Sift the flour, baking soda, cinnamon, nutmeg and salt into a medium bowl, set aside. Lightly brush a 9X5X3 inches loaf pan with butter. Preheat the oven to 350 degrees F.
In a standing mixer fitted with a paddle attachment, cream the oil and sugar until light and fluffy. Gradually add one egg at a time mixing in between. Add 1 cup pumpkin puree and orange zest and mix for about 5 minutes. Remove the bowl from the mixer.
With a rubber spatula, mix in the flour mixture until just incorporated. Fold in the cranberries and transfer the batter to the prepared pan. Bake for 55 minutes or until a toothpick inserted into the center of the bread comes out clean. Cool the bread in the pan for 5 minutes before taking it out. Cool completely before serving.

Cheese Buldak

August 20, 2019

This is a delicious recipe- a Korean version of chicken parm.. kind of- it has Korean rice cakes mixed with tomato sauce and the iconic Korean pepper paste, gochujang! If you like Korean food and want to try something at home, this is a great way to experiment. I have made the recipe more accessible and not as spicy.
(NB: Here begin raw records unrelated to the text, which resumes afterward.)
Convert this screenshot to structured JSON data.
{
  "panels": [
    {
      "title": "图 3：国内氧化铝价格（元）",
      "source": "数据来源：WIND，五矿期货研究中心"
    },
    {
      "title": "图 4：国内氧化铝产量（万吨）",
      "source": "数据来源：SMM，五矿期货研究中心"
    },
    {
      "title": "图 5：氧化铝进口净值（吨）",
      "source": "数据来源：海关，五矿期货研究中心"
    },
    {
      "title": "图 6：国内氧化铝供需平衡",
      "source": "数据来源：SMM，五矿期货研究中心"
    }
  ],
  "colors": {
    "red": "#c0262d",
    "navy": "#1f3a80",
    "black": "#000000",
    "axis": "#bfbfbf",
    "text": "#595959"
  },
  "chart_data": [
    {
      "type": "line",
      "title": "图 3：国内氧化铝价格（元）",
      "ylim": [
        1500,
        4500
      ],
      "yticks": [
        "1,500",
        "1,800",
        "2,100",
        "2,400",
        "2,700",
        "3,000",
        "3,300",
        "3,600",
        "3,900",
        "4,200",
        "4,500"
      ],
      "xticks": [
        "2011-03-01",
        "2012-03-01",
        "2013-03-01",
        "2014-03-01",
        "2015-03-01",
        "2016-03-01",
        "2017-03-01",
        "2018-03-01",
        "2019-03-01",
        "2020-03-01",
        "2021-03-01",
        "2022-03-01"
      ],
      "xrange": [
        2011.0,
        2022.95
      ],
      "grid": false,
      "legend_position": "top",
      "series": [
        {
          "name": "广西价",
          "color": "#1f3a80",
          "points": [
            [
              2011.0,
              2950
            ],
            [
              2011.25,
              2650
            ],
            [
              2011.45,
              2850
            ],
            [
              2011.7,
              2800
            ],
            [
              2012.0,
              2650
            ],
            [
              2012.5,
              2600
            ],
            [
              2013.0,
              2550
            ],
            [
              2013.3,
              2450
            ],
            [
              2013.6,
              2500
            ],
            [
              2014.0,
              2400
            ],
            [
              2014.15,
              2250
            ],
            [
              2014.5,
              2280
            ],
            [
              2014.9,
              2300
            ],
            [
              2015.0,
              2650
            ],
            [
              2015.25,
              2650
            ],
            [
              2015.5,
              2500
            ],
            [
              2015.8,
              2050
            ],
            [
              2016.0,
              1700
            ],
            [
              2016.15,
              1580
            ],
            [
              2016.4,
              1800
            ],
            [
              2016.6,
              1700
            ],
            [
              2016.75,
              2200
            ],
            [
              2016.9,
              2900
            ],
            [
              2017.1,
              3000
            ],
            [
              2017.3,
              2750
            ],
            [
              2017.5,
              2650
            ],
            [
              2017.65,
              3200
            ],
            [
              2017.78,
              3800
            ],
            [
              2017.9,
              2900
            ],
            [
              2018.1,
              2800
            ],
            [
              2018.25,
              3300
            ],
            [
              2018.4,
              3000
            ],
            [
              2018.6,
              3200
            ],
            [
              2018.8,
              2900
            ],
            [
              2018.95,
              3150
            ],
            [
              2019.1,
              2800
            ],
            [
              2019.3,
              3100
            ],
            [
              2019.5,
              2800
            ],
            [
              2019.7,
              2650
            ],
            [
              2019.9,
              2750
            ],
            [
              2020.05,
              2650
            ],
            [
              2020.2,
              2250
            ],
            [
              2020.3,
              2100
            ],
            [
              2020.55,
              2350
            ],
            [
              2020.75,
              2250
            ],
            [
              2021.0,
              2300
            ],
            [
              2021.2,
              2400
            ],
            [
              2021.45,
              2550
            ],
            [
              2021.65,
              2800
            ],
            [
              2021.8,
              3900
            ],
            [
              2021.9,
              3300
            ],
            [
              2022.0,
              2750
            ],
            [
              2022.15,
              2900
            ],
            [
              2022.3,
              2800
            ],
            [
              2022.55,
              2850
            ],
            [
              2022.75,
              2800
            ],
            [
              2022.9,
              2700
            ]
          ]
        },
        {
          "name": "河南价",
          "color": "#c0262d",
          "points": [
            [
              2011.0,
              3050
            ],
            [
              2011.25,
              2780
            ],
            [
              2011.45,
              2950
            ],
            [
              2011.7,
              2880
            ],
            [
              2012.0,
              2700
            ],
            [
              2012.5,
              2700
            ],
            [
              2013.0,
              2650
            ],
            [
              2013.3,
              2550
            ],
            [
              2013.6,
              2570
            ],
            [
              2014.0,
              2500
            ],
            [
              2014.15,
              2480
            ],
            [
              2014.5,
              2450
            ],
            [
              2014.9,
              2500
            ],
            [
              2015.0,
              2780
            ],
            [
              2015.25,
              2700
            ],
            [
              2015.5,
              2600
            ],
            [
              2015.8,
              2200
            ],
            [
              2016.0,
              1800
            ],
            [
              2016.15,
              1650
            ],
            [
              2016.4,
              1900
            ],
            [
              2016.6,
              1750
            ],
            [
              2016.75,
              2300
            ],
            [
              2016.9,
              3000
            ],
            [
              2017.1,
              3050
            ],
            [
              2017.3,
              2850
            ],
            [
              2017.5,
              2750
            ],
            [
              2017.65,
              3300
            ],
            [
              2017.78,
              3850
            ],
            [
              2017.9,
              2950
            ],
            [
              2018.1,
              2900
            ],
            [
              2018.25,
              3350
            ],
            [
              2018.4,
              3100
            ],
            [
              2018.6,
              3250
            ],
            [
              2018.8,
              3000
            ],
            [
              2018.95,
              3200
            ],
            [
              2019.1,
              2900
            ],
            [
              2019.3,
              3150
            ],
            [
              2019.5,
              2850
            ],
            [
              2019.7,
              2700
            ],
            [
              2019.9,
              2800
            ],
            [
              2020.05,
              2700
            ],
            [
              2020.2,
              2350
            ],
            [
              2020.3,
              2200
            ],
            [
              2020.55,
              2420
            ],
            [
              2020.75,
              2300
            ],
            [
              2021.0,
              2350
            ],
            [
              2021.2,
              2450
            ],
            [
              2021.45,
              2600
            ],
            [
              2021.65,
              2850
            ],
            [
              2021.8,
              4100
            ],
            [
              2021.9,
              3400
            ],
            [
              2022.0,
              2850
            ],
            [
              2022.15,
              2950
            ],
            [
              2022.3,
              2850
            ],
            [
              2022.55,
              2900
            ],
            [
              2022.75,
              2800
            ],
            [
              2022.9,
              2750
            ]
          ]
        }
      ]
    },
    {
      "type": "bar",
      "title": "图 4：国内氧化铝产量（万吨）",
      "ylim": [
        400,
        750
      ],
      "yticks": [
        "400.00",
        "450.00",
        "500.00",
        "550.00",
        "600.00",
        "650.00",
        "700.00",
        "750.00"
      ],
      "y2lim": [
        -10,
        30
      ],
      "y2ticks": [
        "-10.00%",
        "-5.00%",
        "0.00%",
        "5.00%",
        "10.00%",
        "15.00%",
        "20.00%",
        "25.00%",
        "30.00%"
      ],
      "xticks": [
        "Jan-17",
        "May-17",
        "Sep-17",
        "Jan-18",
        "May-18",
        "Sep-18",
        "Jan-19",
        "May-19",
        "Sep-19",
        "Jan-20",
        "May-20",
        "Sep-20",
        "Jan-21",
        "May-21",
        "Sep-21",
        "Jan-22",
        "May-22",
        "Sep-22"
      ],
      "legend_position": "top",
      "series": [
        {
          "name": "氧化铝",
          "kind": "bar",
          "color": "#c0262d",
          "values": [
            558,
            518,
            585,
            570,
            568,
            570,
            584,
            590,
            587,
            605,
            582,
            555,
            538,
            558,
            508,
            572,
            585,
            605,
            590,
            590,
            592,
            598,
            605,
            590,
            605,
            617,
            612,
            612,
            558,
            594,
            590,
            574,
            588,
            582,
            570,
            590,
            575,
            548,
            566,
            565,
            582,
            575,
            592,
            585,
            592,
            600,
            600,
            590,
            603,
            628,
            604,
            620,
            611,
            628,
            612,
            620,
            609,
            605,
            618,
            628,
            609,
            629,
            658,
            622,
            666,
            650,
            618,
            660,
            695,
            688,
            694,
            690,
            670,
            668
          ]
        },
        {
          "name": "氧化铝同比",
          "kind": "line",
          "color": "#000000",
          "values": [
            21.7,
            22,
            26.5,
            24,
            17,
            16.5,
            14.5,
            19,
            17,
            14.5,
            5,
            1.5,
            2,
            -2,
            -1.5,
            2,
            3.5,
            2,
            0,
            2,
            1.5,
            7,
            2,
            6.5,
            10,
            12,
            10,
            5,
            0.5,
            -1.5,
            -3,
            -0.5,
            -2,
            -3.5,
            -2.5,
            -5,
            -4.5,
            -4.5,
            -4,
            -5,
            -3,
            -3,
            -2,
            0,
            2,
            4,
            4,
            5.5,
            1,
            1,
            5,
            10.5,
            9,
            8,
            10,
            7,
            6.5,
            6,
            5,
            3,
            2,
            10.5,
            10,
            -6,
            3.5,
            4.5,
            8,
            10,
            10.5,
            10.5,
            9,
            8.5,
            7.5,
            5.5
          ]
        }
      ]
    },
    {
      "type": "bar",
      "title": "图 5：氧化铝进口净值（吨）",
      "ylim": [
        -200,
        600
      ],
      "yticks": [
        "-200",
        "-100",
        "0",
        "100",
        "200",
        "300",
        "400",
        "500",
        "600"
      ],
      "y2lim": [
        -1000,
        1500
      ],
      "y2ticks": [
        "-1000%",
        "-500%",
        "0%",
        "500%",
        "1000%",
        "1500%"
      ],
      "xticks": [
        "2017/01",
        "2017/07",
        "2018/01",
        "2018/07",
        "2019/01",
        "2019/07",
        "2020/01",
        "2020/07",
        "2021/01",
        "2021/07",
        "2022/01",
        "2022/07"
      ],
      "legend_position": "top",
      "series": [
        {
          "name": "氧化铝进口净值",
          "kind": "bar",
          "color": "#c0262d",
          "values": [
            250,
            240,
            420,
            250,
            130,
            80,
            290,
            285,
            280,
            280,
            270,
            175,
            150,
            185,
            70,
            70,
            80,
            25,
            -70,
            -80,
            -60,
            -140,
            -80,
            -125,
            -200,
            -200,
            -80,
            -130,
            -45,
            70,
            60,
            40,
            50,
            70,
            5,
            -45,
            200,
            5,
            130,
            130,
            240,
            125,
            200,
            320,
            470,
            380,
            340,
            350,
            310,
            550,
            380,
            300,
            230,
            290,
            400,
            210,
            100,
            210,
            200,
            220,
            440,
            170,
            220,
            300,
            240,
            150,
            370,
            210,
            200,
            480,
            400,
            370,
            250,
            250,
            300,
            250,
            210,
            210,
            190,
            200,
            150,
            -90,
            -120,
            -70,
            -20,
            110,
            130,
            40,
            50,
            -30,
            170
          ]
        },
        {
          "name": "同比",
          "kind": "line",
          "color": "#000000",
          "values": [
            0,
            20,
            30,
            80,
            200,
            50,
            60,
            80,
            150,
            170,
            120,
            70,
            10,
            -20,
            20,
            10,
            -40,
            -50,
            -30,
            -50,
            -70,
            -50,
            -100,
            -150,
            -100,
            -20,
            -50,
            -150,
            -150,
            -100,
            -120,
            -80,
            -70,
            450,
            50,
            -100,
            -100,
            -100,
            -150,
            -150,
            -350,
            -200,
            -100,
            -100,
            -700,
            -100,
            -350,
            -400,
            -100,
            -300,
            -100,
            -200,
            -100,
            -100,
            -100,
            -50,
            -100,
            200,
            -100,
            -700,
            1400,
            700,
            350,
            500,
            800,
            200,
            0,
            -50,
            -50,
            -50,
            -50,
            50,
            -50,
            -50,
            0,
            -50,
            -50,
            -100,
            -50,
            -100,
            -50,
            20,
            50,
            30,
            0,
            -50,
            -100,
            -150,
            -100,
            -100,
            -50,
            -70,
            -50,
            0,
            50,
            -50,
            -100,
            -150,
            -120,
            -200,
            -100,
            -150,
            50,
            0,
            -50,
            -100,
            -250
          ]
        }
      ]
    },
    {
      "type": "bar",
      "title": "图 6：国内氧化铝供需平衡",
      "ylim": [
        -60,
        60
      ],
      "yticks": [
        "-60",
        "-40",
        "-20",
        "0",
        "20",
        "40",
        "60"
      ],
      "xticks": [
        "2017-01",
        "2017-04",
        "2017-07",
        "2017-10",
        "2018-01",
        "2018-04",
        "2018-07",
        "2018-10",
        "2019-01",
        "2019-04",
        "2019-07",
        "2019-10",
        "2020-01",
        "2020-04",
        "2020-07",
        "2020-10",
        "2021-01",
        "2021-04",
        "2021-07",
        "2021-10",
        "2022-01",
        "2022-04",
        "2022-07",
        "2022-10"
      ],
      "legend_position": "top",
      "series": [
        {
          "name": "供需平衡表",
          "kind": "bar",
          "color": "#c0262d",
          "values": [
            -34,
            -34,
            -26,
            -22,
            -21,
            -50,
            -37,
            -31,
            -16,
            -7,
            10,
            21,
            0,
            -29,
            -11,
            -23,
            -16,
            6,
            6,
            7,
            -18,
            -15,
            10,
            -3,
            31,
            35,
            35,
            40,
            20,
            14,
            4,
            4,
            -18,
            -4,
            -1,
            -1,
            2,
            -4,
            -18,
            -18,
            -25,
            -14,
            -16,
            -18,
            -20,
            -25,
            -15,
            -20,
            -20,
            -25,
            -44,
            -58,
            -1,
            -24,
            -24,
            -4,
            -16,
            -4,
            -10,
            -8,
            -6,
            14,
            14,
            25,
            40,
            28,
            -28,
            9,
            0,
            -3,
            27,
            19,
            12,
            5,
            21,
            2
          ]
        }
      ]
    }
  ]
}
¼ cup gochugaru (Korean red-pepper flakes)

2 tablespoons gochujang (Korean red-pepper paste)

3 tablespoons light brown sugar

3 cloves garlic, peeled and minced (about 2 tablespoons)
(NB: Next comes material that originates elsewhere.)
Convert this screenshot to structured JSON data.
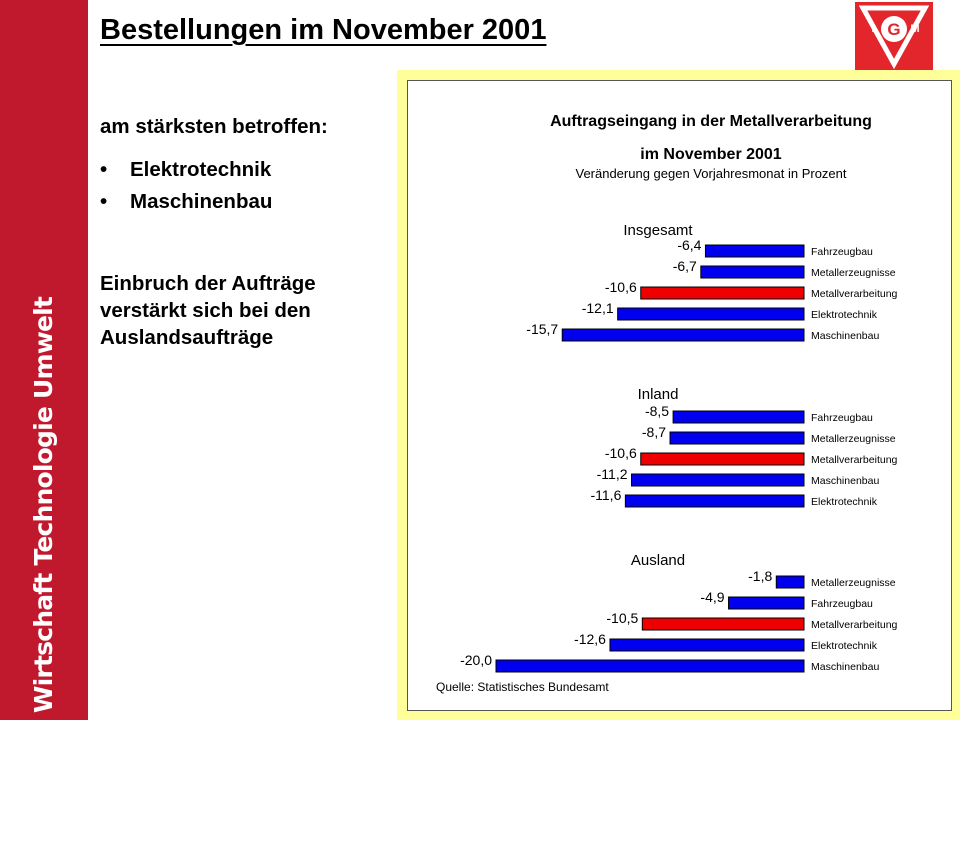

1 (1-inch) piece ginger, peeled and minced (about 1 tablespoon)

1 tablespoon soy sauce

½ teaspoon freshly ground black pepper

1 pound boneless, skinless chicken thighs, cut into ¾-inch cubes

2 tablespoons neutral oil, such as canola or peanut

4 ounces sliced Korean rice cakes (optional)

6 to 8 ounces low-moisture mozzarella, thinly sliced

2 scallions, sliced, for garnish

 

Combine the gochugaru, gochujang, brown sugar, garlic, ginger, soy sauce and black pepper in a medium bowl and mix well. Add the chicken and stir until it is well coated.

If you’re using the rice cakes, swirl the oil into a large, oven-safe skillet set over medium-high heat and wait for it to shimmer. Add the rice cakes and cook, turning the cakes often, until they are a little crisp, 3 to 4 minutes. Transfer the rice cakes to a small bowl and set aside. If you’re not using rice cakes, simply swirl the oil into the pan and move along to the next step.

Add the chicken mixture to the pan along with ¼ cup water. Cover and cook over medium-high heat, stirring occasionally, until the chicken is cooked through, 8 to 10 minutes, stirring in the rice cakes halfway through, if using. Meanwhile, heat the broiler in your oven.

Remove the chicken from the heat. Cover the pan with the sliced mozzarella, then slide the pan under the broiler. Cook until the cheese has melted and browned in spots, about 2 minutes. Remove from the oven, and sprinkle with scallions. Serve immediately, with rice.